Ще бъдат обслужвани с блюда от злато и с чаши, и ще има в тях, каквото душите поискат, и каквото радва очите. Там ще пребивавате вечно

Sırpça: 

Они ће да буду служени из посуда и чаша од злата. У њему ће да буде све што зажеле душе и чиме се наслађују очи, и у њему ћете вечно да боравите.

Çekçe: 

A budou mezi nimi kolovat zlaté nádoby i poháry a budou mít všeho, po čem duše touží a co očím lahodí; a tam budete nesmrtelní.

Urduca: 

اُن کے آگے سونے کے تھال اور ساغر گردش کرائے جائیں گے اور ہر من بھاتی اور نگاہوں کو لذت دینے والی چیز وہاں موجود ہو گی ان سے کہا جائے گا، "تم اب یہاں ہمیشہ رہو گے

Tacikçe: 

Қадаҳҳои заррин ва кӯзаҳоро дар миёнашон ба гардиш меоваранд.

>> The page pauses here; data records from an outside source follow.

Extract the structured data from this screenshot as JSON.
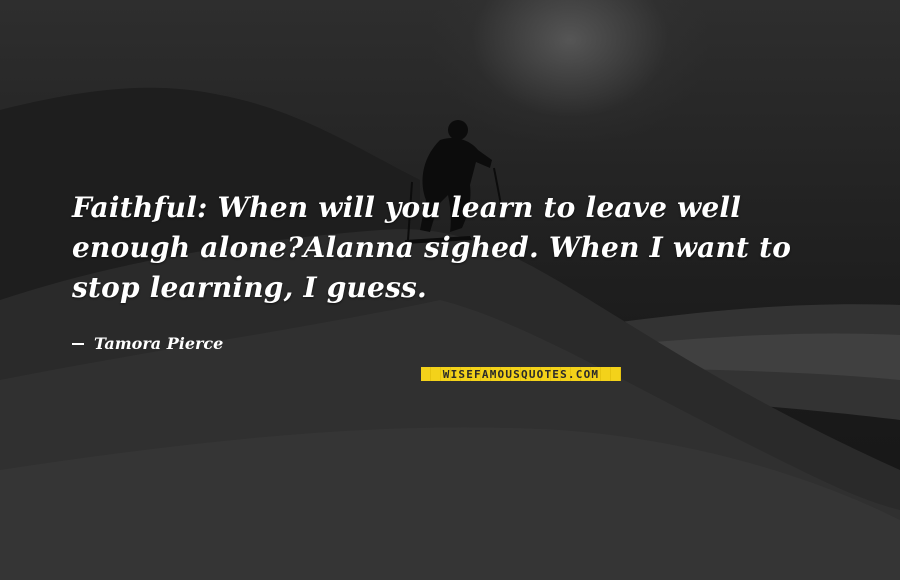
{
  "quote": {
    "text": "Faithful: When will you learn to leave well enough alone?Alanna sighed. When I want to stop learning, I guess."
  },
  "author": {
    "name": "Tamora Pierce"
  },
  "watermark": {
    "text": "WISEFAMOUSQUOTES.COM"
  },
  "colors": {
    "text": "#ffffff",
    "watermark_bg": "#f3d21a",
    "watermark_text": "#2a2a2a"
  }
}
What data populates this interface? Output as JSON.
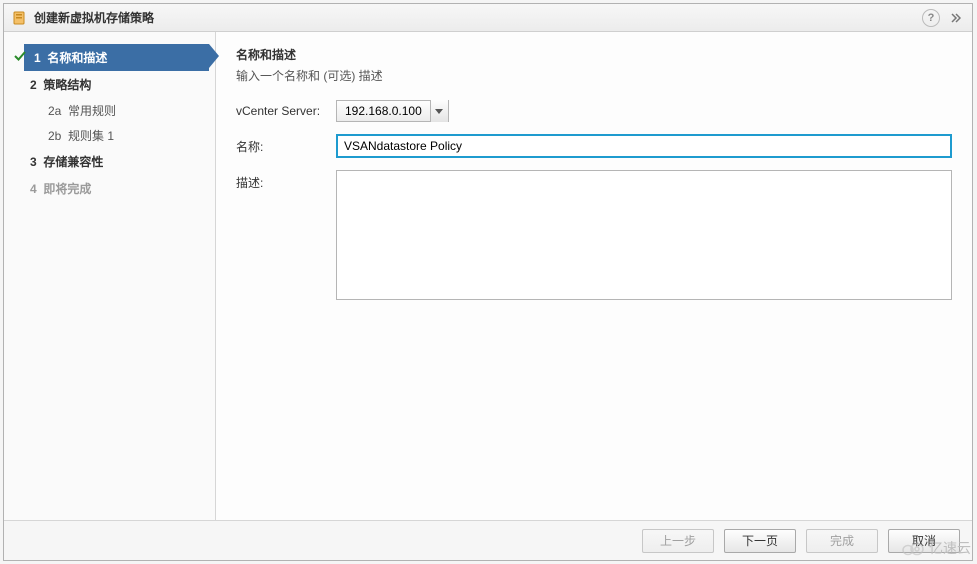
{
  "dialog": {
    "title": "创建新虚拟机存储策略"
  },
  "sidebar": {
    "steps": [
      {
        "num": "1",
        "label": "名称和描述"
      },
      {
        "num": "2",
        "label": "策略结构"
      },
      {
        "num": "2a",
        "label": "常用规则"
      },
      {
        "num": "2b",
        "label": "规则集 1"
      },
      {
        "num": "3",
        "label": "存储兼容性"
      },
      {
        "num": "4",
        "label": "即将完成"
      }
    ]
  },
  "main": {
    "title": "名称和描述",
    "subtitle": "输入一个名称和 (可选) 描述",
    "vcenter_label": "vCenter Server:",
    "vcenter_value": "192.168.0.100",
    "name_label": "名称:",
    "name_value": "VSANdatastore Policy",
    "desc_label": "描述:",
    "desc_value": ""
  },
  "footer": {
    "back": "上一步",
    "next": "下一页",
    "finish": "完成",
    "cancel": "取消"
  },
  "watermark": "亿速云"
}
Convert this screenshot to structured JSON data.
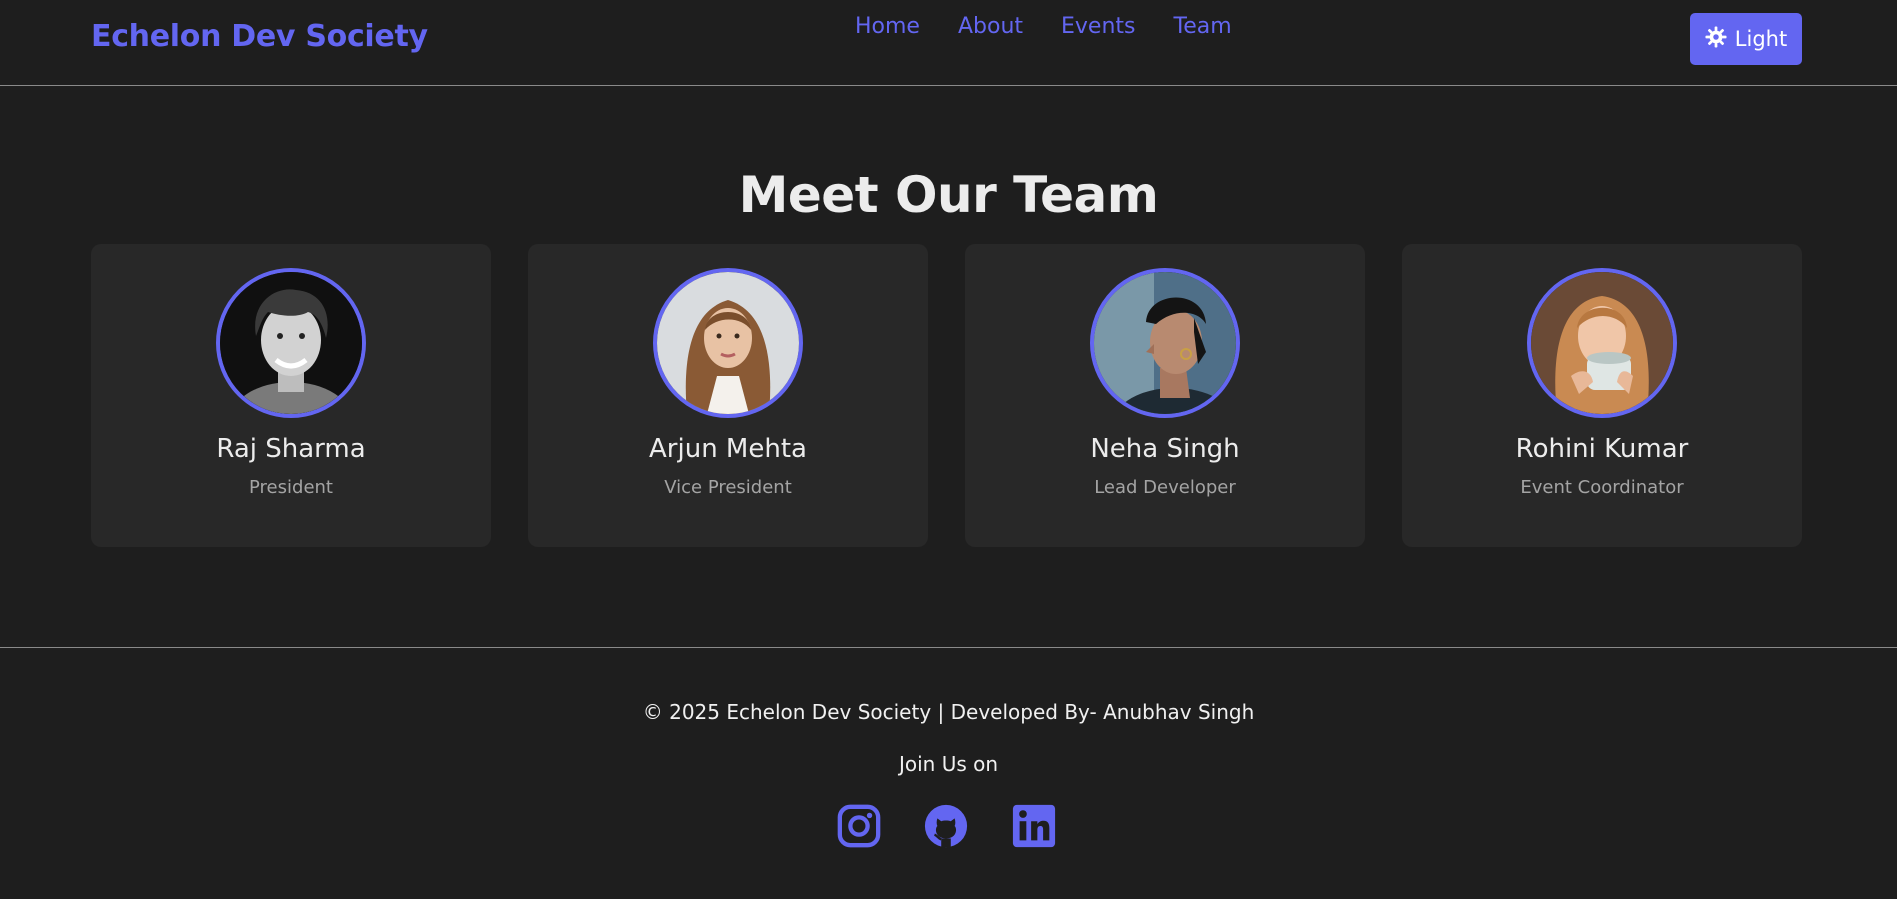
{
  "header": {
    "brand": "Echelon Dev Society",
    "nav": [
      "Home",
      "About",
      "Events",
      "Team"
    ],
    "theme_toggle": {
      "label": "Light",
      "icon": "sun-icon"
    }
  },
  "section": {
    "title": "Meet Our Team"
  },
  "team": [
    {
      "name": "Raj Sharma",
      "role": "President"
    },
    {
      "name": "Arjun Mehta",
      "role": "Vice President"
    },
    {
      "name": "Neha Singh",
      "role": "Lead Developer"
    },
    {
      "name": "Rohini Kumar",
      "role": "Event Coordinator"
    }
  ],
  "footer": {
    "copyright": "© 2025 Echelon Dev Society | Developed By- Anubhav Singh",
    "join_text": "Join Us on",
    "socials": [
      "instagram-icon",
      "github-icon",
      "linkedin-icon"
    ]
  },
  "colors": {
    "accent": "#6366f1",
    "background": "#1e1e1e",
    "card": "#282828",
    "muted_text": "#a4a4a4"
  }
}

Дар он ҷост ҳар чи нафс орзу кунад ва дида аз он лаззат бибарад. Ва дар он ҷо ҷовидона хоҳед буд!

Tatarca: 

Җәннәттә алар тирәсендә алтын табакларда тәгамнәр вә борынсыз савытларда эчемлекләр йөртелер, вә анда нәфесләр теләгән нәрсәләр, вә күзләр карап ләззәт ала торган нәрсәләр бардыр, вә сез анда мәңге рәхәттә булырсыз.

Endonezyaca: 

Diedarkan kepada mereka piring-piring dari emas, dan piala-piala dan di dalam surga itu terdapat segala apa yang diingini oleh hati dan sedap (dipandang) mata dan kamu kekal di dalamnya".

Amharca: 

ከወርቅ የኾኑ ሰፋፊ ዝርግ ሳሕኖችና ኩባያዎች በእነርሱ ላይ ይዝዞራሉ፡፡ በእርሷም ውስጥ ነፍሶች የሚከጅሉት፣ ዓይኖችም የሚደሰቱበት ሁሉ አልለ፡፡ እናንተም በውስጧ ዘላለም ዘውታሪዎች ናችሁ፡፡

Tamilce: 

தங்கத்தினால் ஆன தட்டுகளுடனும், குவளைகளுடனும் அவர்களை சுற்றி வரப்படும். இன்னும், அதில் (அவர்களது) மனங்கள் விரும்புகின்றவையும் கண்கள் இன்புறுகின்றவையும் அவர்களுக்கு உண்டு. (நம்பிக்கையாளர்களே!) நீங்கள் அதில் நிரந்தரமாக தங்கி இருப்பீர்கள்.

Korece: 

황금의 접시들과 컵들이 그 들 주위를 맴돌며 그 안에는 그들의 영혼이 원하는 모든 것과 그들의 눈들을 가뻐하게 할 모든 것들이 있나니 너희는 그 안에서 영생할 것이라

Vietnamca: 

Đĩa ăn và tách uống bằng vàng sẽ được chuyền đi vòng quanh họ. Trong đó, có bất cứ thứ gì linh hồn mong ước và (những gì) mê hoặc đôi mắt. Và các ngươi (hỡi những người ngoan đạo) sẽ ở trong đó mãi mãi.